Interpreting Fano's Inequality

317 Views Asked by At

Fano's inequality says that if I estimate a discrete $\mathcal X$-valued random variable $X$ by observing the discrete $\mathcal Y$-valued random variable $Y$ and applying a (possibly stochastic) estimator $g :\mathcal Y \to \mathcal{X}$ via $\hat X = g(Y)$, then $$ P(\hat X \neq X) \geq \frac{H(X | Y) - 1}{\log_2 |\mathcal X|}, \tag{1} $$ where $H(X|Y)$ is the conditional entropy of $X$ given $Y$.

Though adding zero-probability values to $\mathcal X$ does not change entropy, it does change the denominator $\log_2|\mathcal X|$ and hence Fano's bound. This bothers me. The largest bound is achieved by eliminating zero-probability elements of $\mathcal X$. Can this be explained alternatively by somehow incorporating in $Y$ knowledge of zero-probability elements of $\mathcal X$?

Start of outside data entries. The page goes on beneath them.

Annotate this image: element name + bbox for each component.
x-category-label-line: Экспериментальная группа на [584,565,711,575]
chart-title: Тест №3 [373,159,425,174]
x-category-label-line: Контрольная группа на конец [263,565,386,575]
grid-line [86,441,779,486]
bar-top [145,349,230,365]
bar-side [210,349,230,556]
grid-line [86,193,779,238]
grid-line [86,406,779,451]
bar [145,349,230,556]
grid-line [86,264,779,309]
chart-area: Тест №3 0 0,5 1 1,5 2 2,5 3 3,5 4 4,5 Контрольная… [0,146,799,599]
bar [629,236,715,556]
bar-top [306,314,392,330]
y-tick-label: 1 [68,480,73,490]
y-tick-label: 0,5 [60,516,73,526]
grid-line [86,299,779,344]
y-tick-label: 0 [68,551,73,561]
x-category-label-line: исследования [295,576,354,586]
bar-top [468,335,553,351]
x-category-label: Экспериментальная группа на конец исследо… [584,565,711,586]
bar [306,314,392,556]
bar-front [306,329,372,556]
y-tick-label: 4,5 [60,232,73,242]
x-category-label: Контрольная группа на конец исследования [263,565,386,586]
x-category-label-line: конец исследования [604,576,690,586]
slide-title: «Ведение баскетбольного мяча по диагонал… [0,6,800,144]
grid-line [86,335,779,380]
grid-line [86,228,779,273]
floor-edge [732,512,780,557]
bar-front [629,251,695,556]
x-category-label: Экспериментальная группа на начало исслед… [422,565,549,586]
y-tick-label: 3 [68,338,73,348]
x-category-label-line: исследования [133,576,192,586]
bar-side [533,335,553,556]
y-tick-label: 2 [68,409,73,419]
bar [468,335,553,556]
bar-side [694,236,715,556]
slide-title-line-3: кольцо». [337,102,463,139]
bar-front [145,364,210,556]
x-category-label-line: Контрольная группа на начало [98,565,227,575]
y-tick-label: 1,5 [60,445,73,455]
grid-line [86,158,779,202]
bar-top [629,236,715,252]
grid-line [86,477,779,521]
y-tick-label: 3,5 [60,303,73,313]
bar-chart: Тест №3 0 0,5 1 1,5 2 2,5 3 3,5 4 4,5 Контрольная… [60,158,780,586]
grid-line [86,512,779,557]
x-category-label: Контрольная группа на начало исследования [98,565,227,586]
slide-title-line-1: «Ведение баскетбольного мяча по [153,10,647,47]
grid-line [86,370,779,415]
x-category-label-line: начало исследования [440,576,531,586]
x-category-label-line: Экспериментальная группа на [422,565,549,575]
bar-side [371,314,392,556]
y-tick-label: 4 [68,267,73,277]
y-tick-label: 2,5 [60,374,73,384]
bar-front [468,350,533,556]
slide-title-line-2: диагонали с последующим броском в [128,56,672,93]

Let me elaborate on what's bothering me. If $Y$ somehow tells me that there are zero-probability elements $\mathcal Z \subset \mathcal X$, then I could "start over" when formulating Fano's inequality. By this I mean declare a $\tilde{\mathcal{X}} = \mathcal X \setminus \mathcal Z$-valued random variable $\tilde X$ and then obtain $$ P(\hat{\tilde{X}} \neq \tilde X) \geq \frac{H(\tilde X | Y) - 1}{\log_2|\tilde{\mathcal{X}}|}. \tag{2} $$ As far as I can tell, $H(\tilde X | Y) = H(X | Y)$, so (2) gives a larger lower bound on the error than (1).

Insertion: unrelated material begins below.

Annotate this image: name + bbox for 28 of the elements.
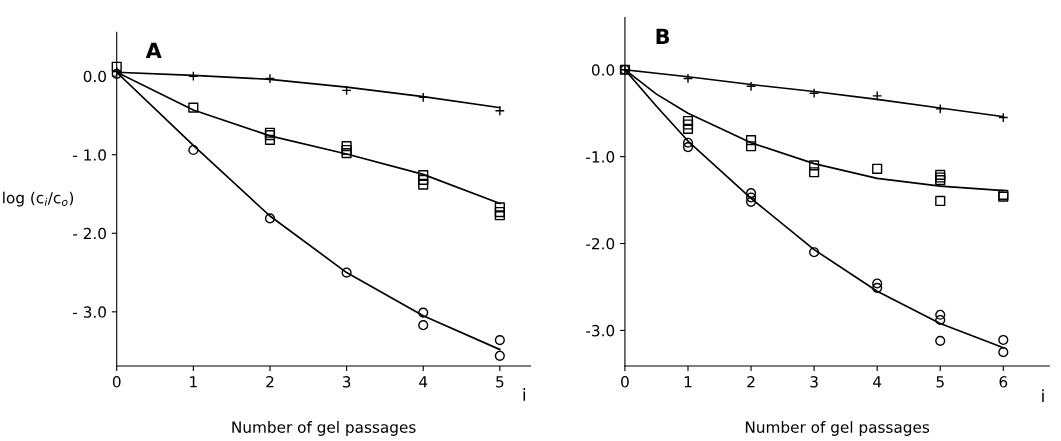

My intuition is that one shouldn't have to "start over" but should be able to alternatively explain this via $H(X | Y)$.

1

There are 1 best solutions below

0
On

In Fano's inequality, the denominator is formally $\log(|\mathrm{supp}(X)| - 1),$ where $\mathrm{supp}(X)$ is the support of $X$, i.e. $\{x \in \mathcal{X}: P_X(x) > 0\}$. This automatically handles the case where dummy labels with no mass are chucked into $\mathcal{X}$. In fact even more is true if you're willing to make the bounds depend on the estimation process.

If $E$ is the indicator random variable that is $1$ when there's an error, and $\hat{X}$ is the estimate, the denominator in Fano's inequality can be taken to be $H(X | E =1, \hat{X})$ (see, e.g., this proof for why). This is uniformly bounded by the log of the support of $X$ minus $1,$ and the usual bound is stated in this generic way to remove details about the estimation process (this is because usually we use the inequality to handle the case for any estimator possible in order to give universal bounds for probability of error). However, if the value of $\hat{X}$ in fact leaks further information such as restricting the support of $X$, and you're only interested in analysing this particular estimator, then indeed the bound increases.